The 3-4 is gone, though, as are Clark and Burrell, seniors in 2009. London, who was Groh’s defensive coordinator when Detrick was a true freshman, has installed a 4-3 defense in which Detrick appears likely to play a prominent role.

“Going into the start of spring practice, I don’t think he was at the conditioning level he needed to be to make the plays that he can make physically,” said Vincent Brown, UVa’s new linebackers coach. “But for the last few weeks he’s done a really good job. He knows what we’re doing. He’s been around, so he has a really good understanding of the coverage concepts and the run fits.”

Johnson is now at defensive end. So is Schautz, and that leaves Detrick as the team’s most experienced outside linebacker. He’s aware that things are finally breaking his way.

“I was fortunate enough to get that medical redshirt, and I worked hard in the offseason, worked on my shoulder, worked on everything, and then Coach London came in and gave me a chance,” Detrick said after a recent practice.

“He said, ‘Run,’ and that’s what I was good at. I’m a fast player. He just gave me a chance, and I’m working hard to keep it.”

At Woodside, Detrick ran on the 4×100 and 4×200 relay teams and also competed in the 110 hurdles, the long jump, the high jump, the shot put and the discus. His best time in the 100 meters, Detrick said, was 11.5 seconds.

He was leaner then.
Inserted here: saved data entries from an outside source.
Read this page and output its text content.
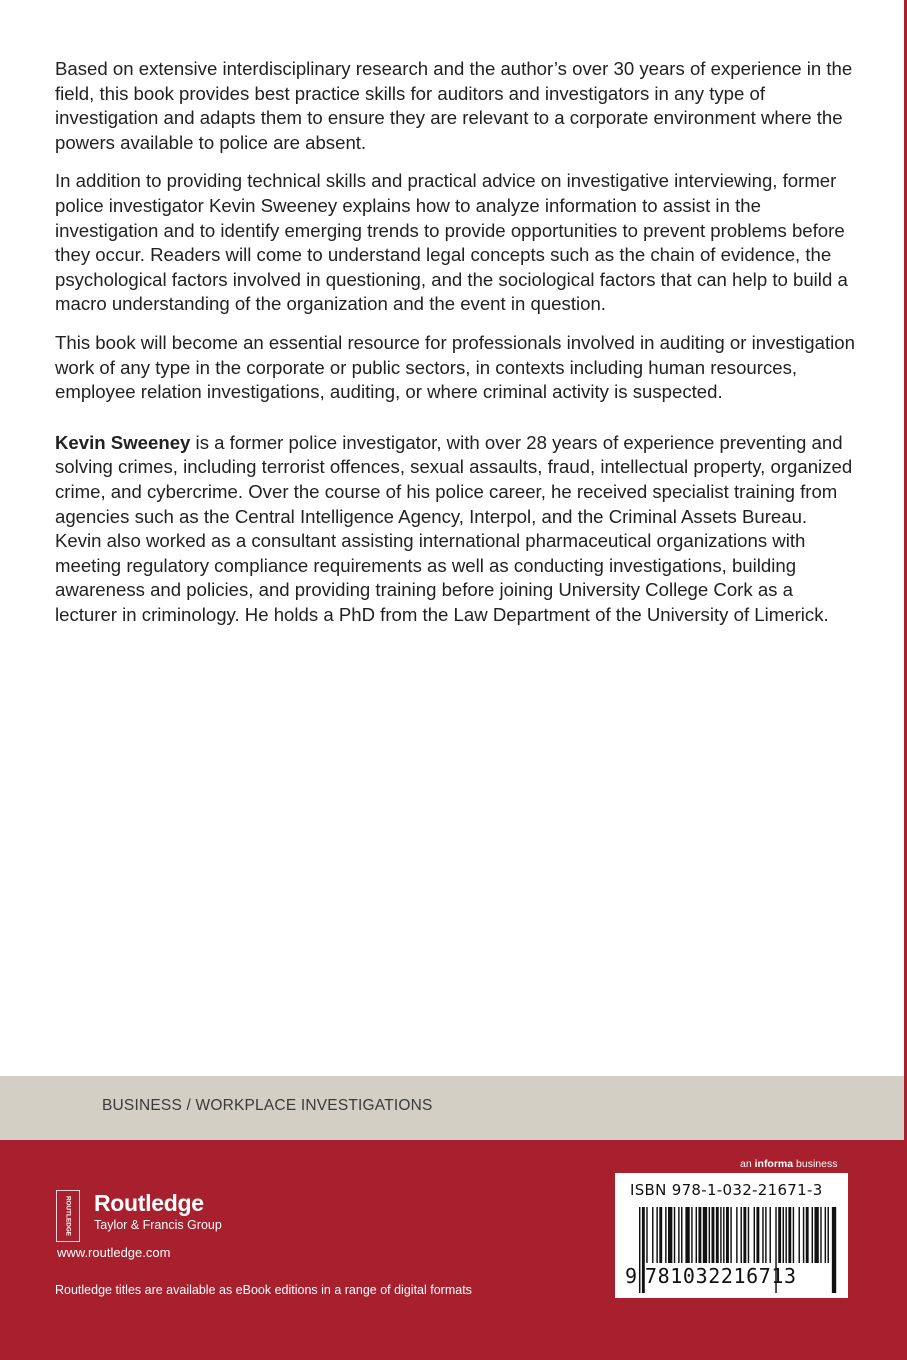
Based on extensive interdisciplinary research and the author’s over 30 years of experience in the field, this book provides best practice skills for auditors and investigators in any type of investigation and adapts them to ensure they are relevant to a corporate environment where the powers available to police are absent.

In addition to providing technical skills and practical advice on investigative interviewing, former police investigator Kevin Sweeney explains how to analyze information to assist in the investigation and to identify emerging trends to provide opportunities to prevent problems before they occur. Readers will come to understand legal concepts such as the chain of evidence, the psychological factors involved in questioning, and the sociological factors that can help to build a macro understanding of the organization and the event in question.

This book will become an essential resource for professionals involved in auditing or investigation work of any type in the corporate or public sectors, in contexts including human resources, employee relation investigations, auditing, or where criminal activity is suspected.

Kevin Sweeney is a former police investigator, with over 28 years of experience preventing and solving crimes, including terrorist offences, sexual assaults, fraud, intellectual property, organized crime, and cybercrime. Over the course of his police career, he received specialist training from agencies such as the Central Intelligence Agency, Interpol, and the Criminal Assets Bureau. Kevin also worked as a consultant assisting international pharmaceutical organizations with meeting regulatory compliance requirements as well as conducting investigations, building awareness and policies, and providing training before joining University College Cork as a lecturer in criminology. He holds a PhD from the Law Department of the University of Limerick.

BUSINESS / WORKPLACE INVESTIGATIONS
ROUTLEDGE Routledge
Taylor & Francis Group
www.routledge.com
Routledge titles are available as eBook editions in a range of digital formats
an informa business
ISBN 978-1-032-21671-3
9 781032216713
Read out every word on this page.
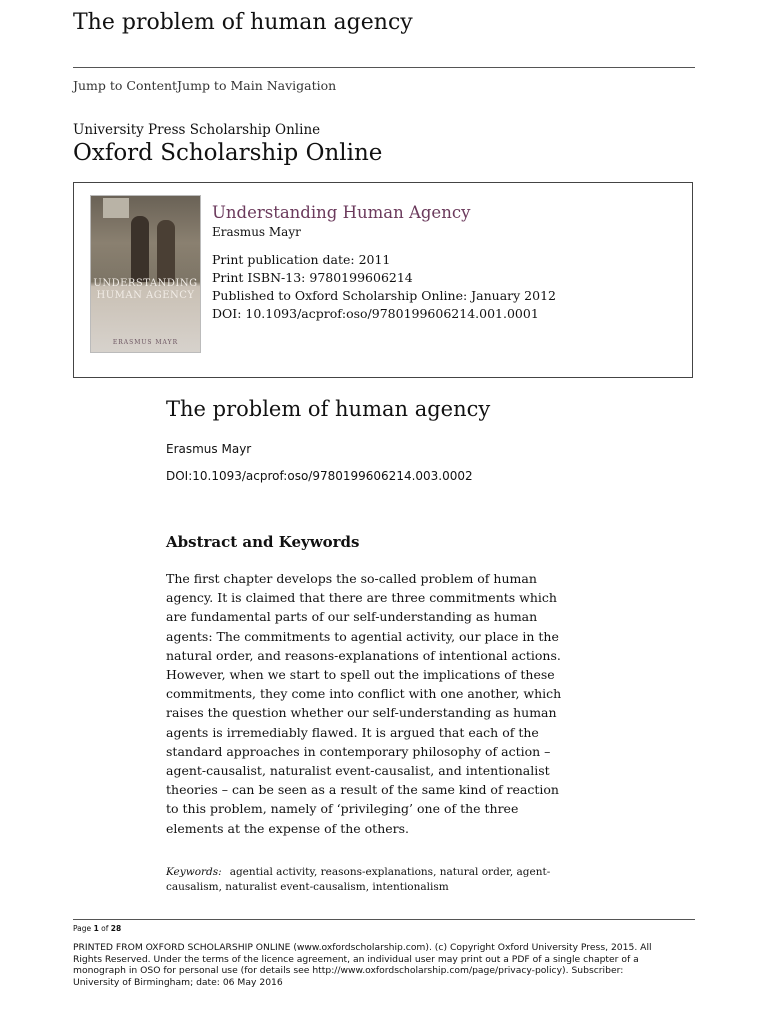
The problem of human agency
Jump to ContentJump to Main Navigation
University Press Scholarship Online
Oxford Scholarship Online
UNDERSTANDING
HUMAN AGENCY
ERASMUS MAYR
Understanding Human Agency
Erasmus Mayr
Print publication date: 2011
Print ISBN-13: 9780199606214
Published to Oxford Scholarship Online: January 2012
DOI: 10.1093/acprof:oso/9780199606214.001.0001
The problem of human agency
Erasmus Mayr
DOI:10.1093/acprof:oso/9780199606214.003.0002
Abstract and Keywords
The first chapter develops the so-called problem of human
agency. It is claimed that there are three commitments which
are fundamental parts of our self-understanding as human
agents: The commitments to agential activity, our place in the
natural order, and reasons-explanations of intentional actions.
However, when we start to spell out the implications of these
commitments, they come into conflict with one another, which
raises the question whether our self-understanding as human
agents is irremediably flawed. It is argued that each of the
standard approaches in contemporary philosophy of action –
agent-causalist, naturalist event-causalist, and intentionalist
theories – can be seen as a result of the same kind of reaction
to this problem, namely of ‘privileging’ one of the three
elements at the expense of the others.
Keywords: agential activity, reasons-explanations, natural order, agent-
causalism, naturalist event-causalism, intentionalism
Page 1 of 28
PRINTED FROM OXFORD SCHOLARSHIP ONLINE (www.oxfordscholarship.com). (c) Copyright Oxford University Press, 2015. All
Rights Reserved. Under the terms of the licence agreement, an individual user may print out a PDF of a single chapter of a
monograph in OSO for personal use (for details see http://www.oxfordscholarship.com/page/privacy-policy). Subscriber:
University of Birmingham; date: 06 May 2016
When he signed with Virginia in February 2007, Detrick was listed at 6-1, 215 pounds. Groh wanted his linebackers to be much bigger, and by the time London returned to UVa in December, Detrick weighed 240-plus.

“When I saw him when I first got here,” London recalled with a laugh, “I was like, ‘Good gracious. What have you been eating?’ He said, ‘Hey, I had to get big to be a linebacker.’ ”

Detrick is down to about 235 pounds, and more weight needs to come off.

“He recognizes that, because he knows he’s not running as fast as what he used to,” London said.

Brown, a graduate assistant at UVa in 2007, spent the next two seasons on London’s staff at the University of Richmond. The Spiders ran the 4-3, and that’s the scheme favored by Virginia’s new defensive coordinator, Jim Reid, too.

UVa’s linebackers are learning that their coaches prize speed and quickness “and not necessarily the bulk,” Brown said.

“And it’s a difficult transition for some of them. They’re used to hearing, ‘OK, you gotta be 245, 250 pounds to hold up against a guard or a tackle or a tight end.’ Now we want to be in a position to attack the line of scrimmage with speed, get to the corner, be able to run with receivers down the middle of the field.”

The biggest change in Detrick’s responsibilities?

“I just need to run faster,” he said. “It’s a lot faster. There are faster reads in this 4-3 scheme than it was in the 3-4 scheme. I was originally on the line, so everything came to me. Now I have to go find the ball and just go attack and be a shark to blood.”

He counts his blessings every day, Detrick said. His career hasn’t unfolded as he might have hoped, but he’s healthy again and running with the first team in a scheme that should play to his strengths.

“Everything happens for a reason,” Detrick said. “I just had to keep my head up, and I knew everything was going to fall into place. I just had to keep working hard, keep watching tape, study the game, learn the game. We have a great staff here with Coach Brown and Coach Reid and the defensive coaches. They’re letting us play and work hard.”

Like Detrick, London grew up in Tidewater, and London helped persuade Detrick to sign with the ‘Hoos. So there’s a strong bond between them, and when the news broke that London was returning to UVa as head coach, Detrick was thrilled.

“I already knew what he had to offer,” Detrick said. “Coach Groh was a great coach. I learned a lot from him, but it’s time to move on. With Coach London, it’s a new era. We’re just trying to pick up the pieces and put Virginia back on the map.”